Pinterest Basket

Pinterest lets you save to a board. Baskets lets you save before you know which one.

PROJECT DETAILS

DURATION

6 weeks (2026)

TEAM

Riya (me!)

PROJECT

  • Feature addition

  • AI assistance

ROLE/SKILLS

  • End to End Product Design

  • Prototyping

  • Interaction Design

Overview

As part of an assignment at Parsons I analyzed the Pinterest desktop on ways to improve user experience.

What is Basket?

Baskets is a low-pressure holding space designed for that in-between moment. A place to gather freely before committing anything to a board.

Problem

Users find organizing pins overwhelming

Goal

Design for how people actually think: non-linear, intuitive, & often unfinished.

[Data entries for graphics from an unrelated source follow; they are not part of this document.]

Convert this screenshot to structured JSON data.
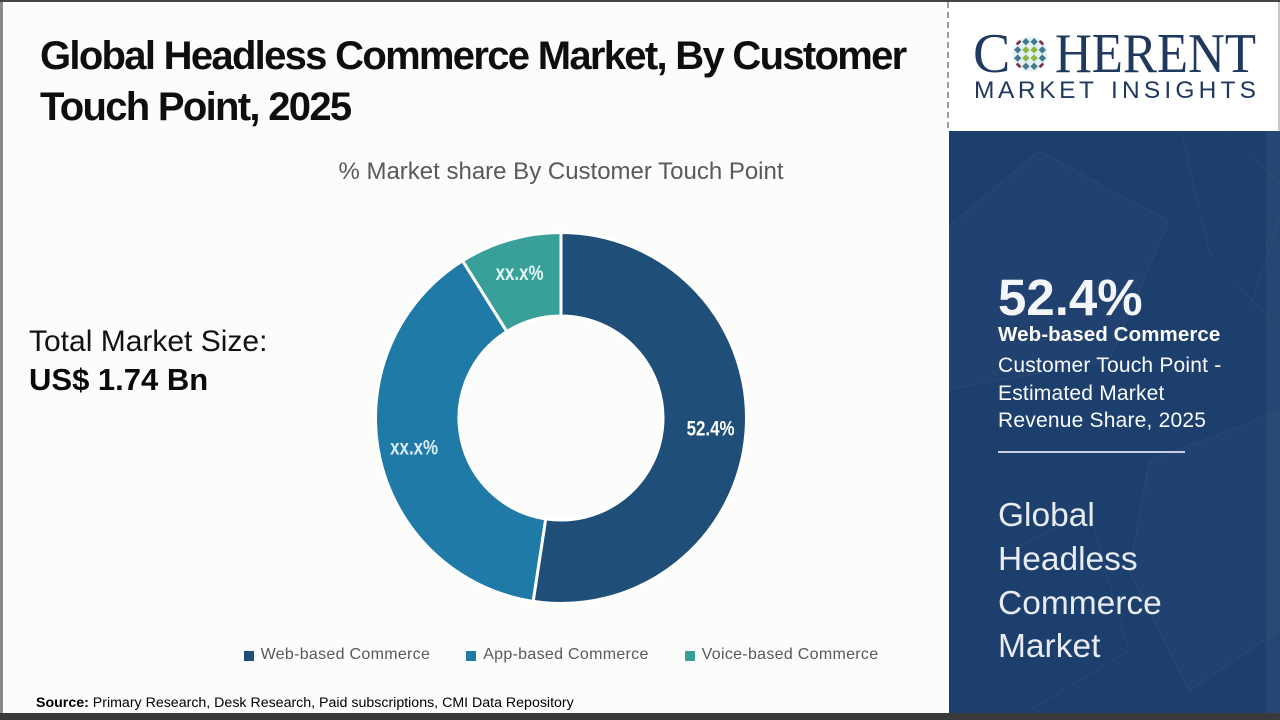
{
  "header": {
    "title": "Global Headless Commerce Market, By Customer Touch Point, 2025",
    "title_lines": [
      "Global Headless Commerce Market, By Customer",
      "Touch Point, 2025"
    ]
  },
  "total_market": {
    "label": "Total Market Size:",
    "value": "US$ 1.74 Bn"
  },
  "chart_data": {
    "type": "pie",
    "subtype": "donut",
    "title": "% Market share By Customer Touch Point",
    "categories": [
      "Web-based Commerce",
      "App-based Commerce",
      "Voice-based Commerce"
    ],
    "values": [
      52.4,
      38.7,
      8.9
    ],
    "slice_labels": [
      "52.4%",
      "xx.x%",
      "xx.x%"
    ],
    "colors": [
      "#1f4e78",
      "#1f7aa8",
      "#38a099"
    ],
    "slice_label_colors": [
      "#ffffff",
      "#d9edf5",
      "#e3f5f4"
    ],
    "start_angle_deg": 0,
    "direction": "clockwise",
    "legend_position": "bottom",
    "notes": "values for App-based and Voice-based are masked as xx.x% in the figure; arc sizes estimated from the drawing"
  },
  "source": {
    "label": "Source:",
    "text": " Primary Research, Desk Research, Paid subscriptions, CMI Data Repository"
  },
  "sidebar": {
    "logo": {
      "brand_c": "C",
      "brand_rest": "HERENT",
      "brand_sub_word1": "MARKET",
      "brand_sub_word2": "INSIGHTS",
      "navy": "#20395f",
      "sphere_colors": {
        "green": "#8eb73e",
        "steel": "#44798f",
        "maroon": "#7e2d45",
        "halo": "#e3f1f7"
      }
    },
    "stat_value": "52.4%",
    "stat_title": "Web-based Commerce",
    "stat_desc": "Customer Touch Point - Estimated Market Revenue Share, 2025",
    "stat_desc_lines": [
      "Customer Touch Point -",
      "Estimated Market",
      "Revenue Share, 2025"
    ],
    "market_name": "Global Headless Commerce Market",
    "market_name_lines": [
      "Global",
      "Headless",
      "Commerce",
      "Market"
    ],
    "panel_color": "#1d3f6e"
  }
}
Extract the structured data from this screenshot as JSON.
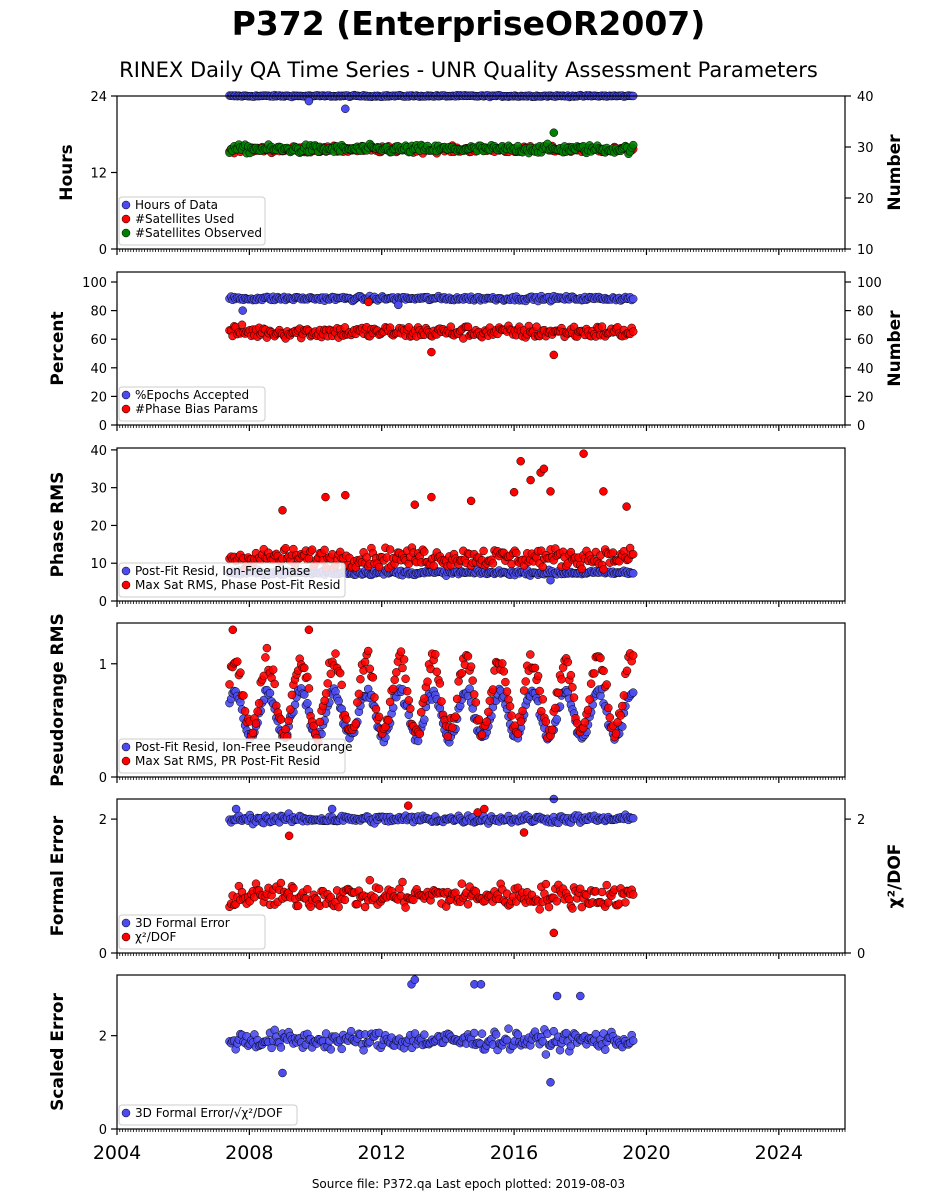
{
  "figure": {
    "title": "P372 (EnterpriseOR2007)",
    "subtitle": "RINEX Daily QA Time Series - UNR Quality Assessment Parameters",
    "footer": "Source file: P372.qa Last epoch plotted: 2019-08-03",
    "colors": {
      "blue": "#4b4bf0",
      "red": "#ff0000",
      "green": "#008000",
      "edge": "#000000"
    }
  },
  "chart_data": [
    {
      "type": "scatter",
      "xlim": [
        2004,
        2026
      ],
      "xticks": [
        2004,
        2008,
        2012,
        2016,
        2020,
        2024
      ],
      "grid": false,
      "legend_position": "lower-left",
      "left_axis": {
        "label": "Hours",
        "ylim": [
          0,
          24
        ],
        "ticks": [
          0,
          12,
          24
        ]
      },
      "right_axis": {
        "label": "Number",
        "ylim": [
          10,
          40
        ],
        "ticks": [
          10,
          20,
          30,
          40
        ]
      },
      "series": [
        {
          "name": "Hours of Data",
          "color": "#4b4bf0",
          "axis": "left",
          "x_range": [
            2007.4,
            2019.6
          ],
          "base": 24,
          "noise": 0.12,
          "outliers": [
            [
              2009.8,
              23.2
            ],
            [
              2010.9,
              22.0
            ]
          ]
        },
        {
          "name": "#Satellites Used",
          "color": "#ff0000",
          "axis": "right",
          "x_range": [
            2007.4,
            2019.6
          ],
          "base": 29.5,
          "noise": 0.6,
          "outliers": [
            [
              2009.8,
              30.0
            ]
          ]
        },
        {
          "name": "#Satellites Observed",
          "color": "#008000",
          "axis": "right",
          "x_range": [
            2007.4,
            2019.6
          ],
          "base": 29.6,
          "noise": 0.8,
          "outliers": [
            [
              2017.2,
              32.8
            ]
          ]
        }
      ]
    },
    {
      "type": "scatter",
      "xlim": [
        2004,
        2026
      ],
      "xticks": [
        2004,
        2008,
        2012,
        2016,
        2020,
        2024
      ],
      "grid": false,
      "legend_position": "lower-left",
      "left_axis": {
        "label": "Percent",
        "ylim": [
          0,
          107
        ],
        "ticks": [
          0,
          20,
          40,
          60,
          80,
          100
        ]
      },
      "right_axis": {
        "label": "Number",
        "ylim": [
          0,
          107
        ],
        "ticks": [
          0,
          20,
          40,
          60,
          80,
          100
        ]
      },
      "series": [
        {
          "name": "%Epochs Accepted",
          "color": "#4b4bf0",
          "axis": "left",
          "x_range": [
            2007.4,
            2019.6
          ],
          "base": 88.5,
          "noise": 1.5,
          "outliers": [
            [
              2007.8,
              80.0
            ],
            [
              2012.5,
              84.0
            ]
          ]
        },
        {
          "name": "#Phase Bias Params",
          "color": "#ff0000",
          "axis": "right",
          "x_range": [
            2007.4,
            2019.6
          ],
          "base": 65,
          "noise": 4.5,
          "outliers": [
            [
              2013.5,
              51.0
            ],
            [
              2017.2,
              49.0
            ],
            [
              2011.6,
              86.0
            ]
          ]
        }
      ]
    },
    {
      "type": "scatter",
      "xlim": [
        2004,
        2026
      ],
      "xticks": [
        2004,
        2008,
        2012,
        2016,
        2020,
        2024
      ],
      "grid": false,
      "legend_position": "lower-left",
      "left_axis": {
        "label": "Phase RMS",
        "ylim": [
          0,
          40.5
        ],
        "ticks": [
          0,
          10,
          20,
          30,
          40
        ]
      },
      "series": [
        {
          "name": "Post-Fit Resid, Ion-Free Phase",
          "color": "#4b4bf0",
          "axis": "left",
          "x_range": [
            2007.4,
            2019.6
          ],
          "base": 7.5,
          "noise": 0.6,
          "outliers": [
            [
              2017.1,
              5.5
            ]
          ]
        },
        {
          "name": "Max Sat RMS, Phase Post-Fit Resid",
          "color": "#ff0000",
          "axis": "left",
          "x_range": [
            2007.4,
            2019.6
          ],
          "base": 11.5,
          "noise": 2.5,
          "outliers": [
            [
              2010.3,
              27.5
            ],
            [
              2010.9,
              28.0
            ],
            [
              2013.5,
              27.5
            ],
            [
              2014.7,
              26.5
            ],
            [
              2016.2,
              37.0
            ],
            [
              2016.5,
              32.0
            ],
            [
              2016.8,
              34.0
            ],
            [
              2016.9,
              35.0
            ],
            [
              2017.1,
              29.0
            ],
            [
              2016.0,
              28.8
            ],
            [
              2018.1,
              39.0
            ],
            [
              2018.7,
              29.0
            ],
            [
              2019.4,
              25.0
            ],
            [
              2009.0,
              24.0
            ],
            [
              2013.0,
              25.5
            ]
          ]
        }
      ]
    },
    {
      "type": "scatter",
      "xlim": [
        2004,
        2026
      ],
      "xticks": [
        2004,
        2008,
        2012,
        2016,
        2020,
        2024
      ],
      "grid": false,
      "legend_position": "lower-left",
      "left_axis": {
        "label": "Pseudorange RMS",
        "ylim": [
          0,
          1.36
        ],
        "ticks": [
          0,
          1
        ]
      },
      "series": [
        {
          "name": "Post-Fit Resid, Ion-Free Pseudorange",
          "color": "#4b4bf0",
          "axis": "left",
          "x_range": [
            2007.4,
            2019.6
          ],
          "seasonal": [
            0.55,
            0.2,
            0.05
          ]
        },
        {
          "name": "Max Sat RMS, PR Post-Fit Resid",
          "color": "#ff0000",
          "axis": "left",
          "x_range": [
            2007.4,
            2019.6
          ],
          "seasonal": [
            0.72,
            0.32,
            0.1
          ],
          "outliers": [
            [
              2007.5,
              1.3
            ],
            [
              2009.8,
              1.3
            ]
          ]
        }
      ]
    },
    {
      "type": "scatter",
      "xlim": [
        2004,
        2026
      ],
      "xticks": [
        2004,
        2008,
        2012,
        2016,
        2020,
        2024
      ],
      "grid": false,
      "legend_position": "lower-left",
      "left_axis": {
        "label": "Formal Error",
        "ylim": [
          0,
          2.3
        ],
        "ticks": [
          0,
          2
        ]
      },
      "right_axis": {
        "label": "χ²/DOF",
        "ylim": [
          0,
          2.3
        ],
        "ticks": [
          0,
          2
        ]
      },
      "series": [
        {
          "name": "3D Formal Error",
          "color": "#4b4bf0",
          "axis": "left",
          "x_range": [
            2007.4,
            2019.6
          ],
          "base": 2.0,
          "noise": 0.06,
          "outliers": [
            [
              2017.2,
              2.3
            ],
            [
              2007.6,
              2.15
            ],
            [
              2010.5,
              2.15
            ]
          ]
        },
        {
          "name": "χ²/DOF",
          "color": "#ff0000",
          "axis": "right",
          "x_range": [
            2007.4,
            2019.6
          ],
          "base": 0.85,
          "noise": 0.18,
          "outliers": [
            [
              2012.8,
              2.2
            ],
            [
              2014.9,
              2.1
            ],
            [
              2015.1,
              2.15
            ],
            [
              2017.2,
              0.3
            ],
            [
              2009.2,
              1.75
            ],
            [
              2016.3,
              1.8
            ]
          ]
        }
      ]
    },
    {
      "type": "scatter",
      "xlim": [
        2004,
        2026
      ],
      "xticks": [
        2004,
        2008,
        2012,
        2016,
        2020,
        2024
      ],
      "xticklabels": [
        "2004",
        "2008",
        "2012",
        "2016",
        "2020",
        "2024"
      ],
      "grid": false,
      "legend_position": "lower-left",
      "left_axis": {
        "label": "Scaled Error",
        "ylim": [
          0,
          3.3
        ],
        "ticks": [
          0,
          2
        ]
      },
      "series": [
        {
          "name": "3D Formal Error/√χ²/DOF",
          "color": "#4b4bf0",
          "axis": "left",
          "x_range": [
            2007.4,
            2019.6
          ],
          "base": 1.9,
          "noise": 0.2,
          "outliers": [
            [
              2012.9,
              3.1
            ],
            [
              2013.0,
              3.2
            ],
            [
              2014.8,
              3.1
            ],
            [
              2015.0,
              3.1
            ],
            [
              2017.1,
              1.0
            ],
            [
              2009.0,
              1.2
            ],
            [
              2017.3,
              2.85
            ],
            [
              2018.0,
              2.85
            ]
          ]
        }
      ]
    }
  ]
}
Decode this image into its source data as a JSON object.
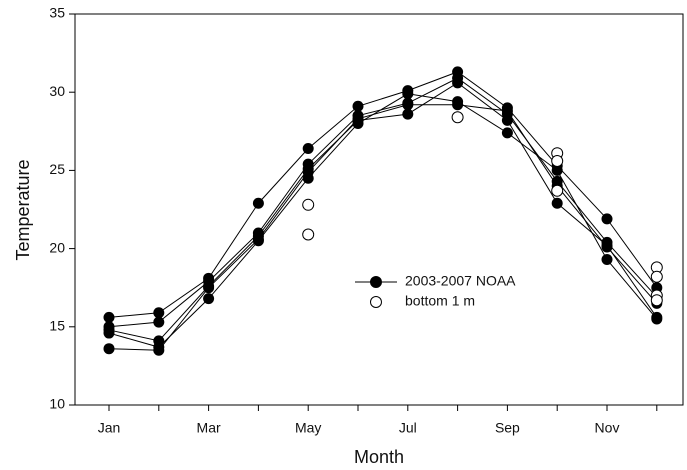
{
  "chart_data": {
    "type": "line",
    "x_label": "Month",
    "y_label": "Temperature",
    "categories": [
      "Jan",
      null,
      "Mar",
      null,
      "May",
      null,
      "Jul",
      null,
      "Sep",
      null,
      "Nov",
      null
    ],
    "ylim": [
      10,
      35
    ],
    "yticks": [
      10,
      15,
      20,
      25,
      30,
      35
    ],
    "grid": false,
    "legend": "center-right",
    "series": [
      {
        "name": "2003-2007 NOAA",
        "color": "#000000",
        "marker": "filled",
        "lines": [
          [
            15.6,
            15.9,
            18.1,
            22.9,
            26.4,
            29.1,
            30.1,
            31.3,
            29.0,
            25.3,
            21.9,
            17.5
          ],
          [
            15.0,
            15.3,
            17.9,
            21.0,
            25.4,
            28.5,
            29.3,
            30.9,
            28.6,
            24.3,
            20.4,
            16.9
          ],
          [
            14.8,
            14.1,
            17.6,
            20.8,
            25.1,
            28.2,
            28.6,
            30.6,
            28.2,
            22.9,
            20.2,
            15.6
          ],
          [
            14.6,
            13.7,
            16.8,
            20.5,
            24.5,
            28.0,
            29.9,
            29.4,
            27.4,
            25.0,
            19.3,
            15.5
          ],
          [
            13.6,
            13.5,
            17.5,
            20.6,
            24.9,
            28.3,
            29.2,
            29.2,
            28.8,
            24.0,
            20.1,
            16.5
          ]
        ]
      },
      {
        "name": "bottom 1 m",
        "color": "#000000",
        "marker": "open",
        "values": [
          [],
          [],
          [],
          [],
          [
            22.8,
            20.9
          ],
          [],
          [],
          [
            28.4
          ],
          [],
          [
            26.1,
            25.6,
            23.7
          ],
          [],
          [
            18.8,
            18.2,
            17.0,
            16.7
          ]
        ]
      }
    ]
  }
}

Now how did Basket come into existence?

Now how did Basket come into existence?

RESEARCH

Initial research to find

how users curate using Pinterest

I carried out user interview with users having backgrounds ranging from psychology, design and architecture with varying level of use with the platform. And due to limited amount of time I decided to scope the project to just the desktop version of the platform.


Here are the top 3 comments that kept showing up:

Search doesn't match how users think

Users struggle to find content through search as it doesn't support the visual and contextual ways they naturally recall and look for pins.

Hard to organize/maintain boards

Users struggle to maintain and organize their board system, leading many to abandon boards altogether.

Ads are ruining experience

Users struggle to distinguish ads from real posts, making the experience feel cluttered and distracting rather than inspiring.

Although framed differently at its core the users were bothered by the same thing.

So the goal became to design for how people actually think: non-linear, intuitive, & often unfinished.

Design

Design

EXPLORATION

Iterations to match the most intuitive solution

I began with open exploration across three key questions:

  • How do other applications organize data and files in a way that feels manageable?

  • How can I make the organizing experience more efficient?

  • How do people naturally categorize information, and how can the design reflect that?

To move fast and learn early, I kept designs intentionally low fidelity and brought them into user testing as quickly as possible.

Testing with users and looking at the majority of votes led the final verdict to be Bins which was later changed to Baskets!

Basket is inspired by how you work

Humans collect things before making sense of them. Basket goes back to the natural way people collect things. Dump everything at one place then make sense later.


With an aim to keep that tactile feel, basket lets users drag and drop items into it and allows users to sort through them later.

red apples in brown woven basket

Basket lets you focus on what is important to you

Rather than forcing immediate structure, Baskets embraces ambiguity. It lets users gather freely, then step back and make sense of what they've collected.


It contains 3 main features:

Pin to Board

AI organize

To support this transition, the feature integrates AI in a way that feels assistive, not directive.

It suggests relevant boards based on patterns in saved pins, or creates new ones when needed.

Importantly, this system is optional, users can organize everything manually, maintaining full control over their process.

Download Pins

Baskets turns a rigid action into a fluid workflow, making curation feel less like sorting and more like discovering intent over time.

CONCLUSION

Impact

This project was presented in front of 20+ people and was recognized as something they would definitely use and be benefited by, with quotes stating "I like how physical and tactile the drag and drop action feels and matches how I think when saving anything".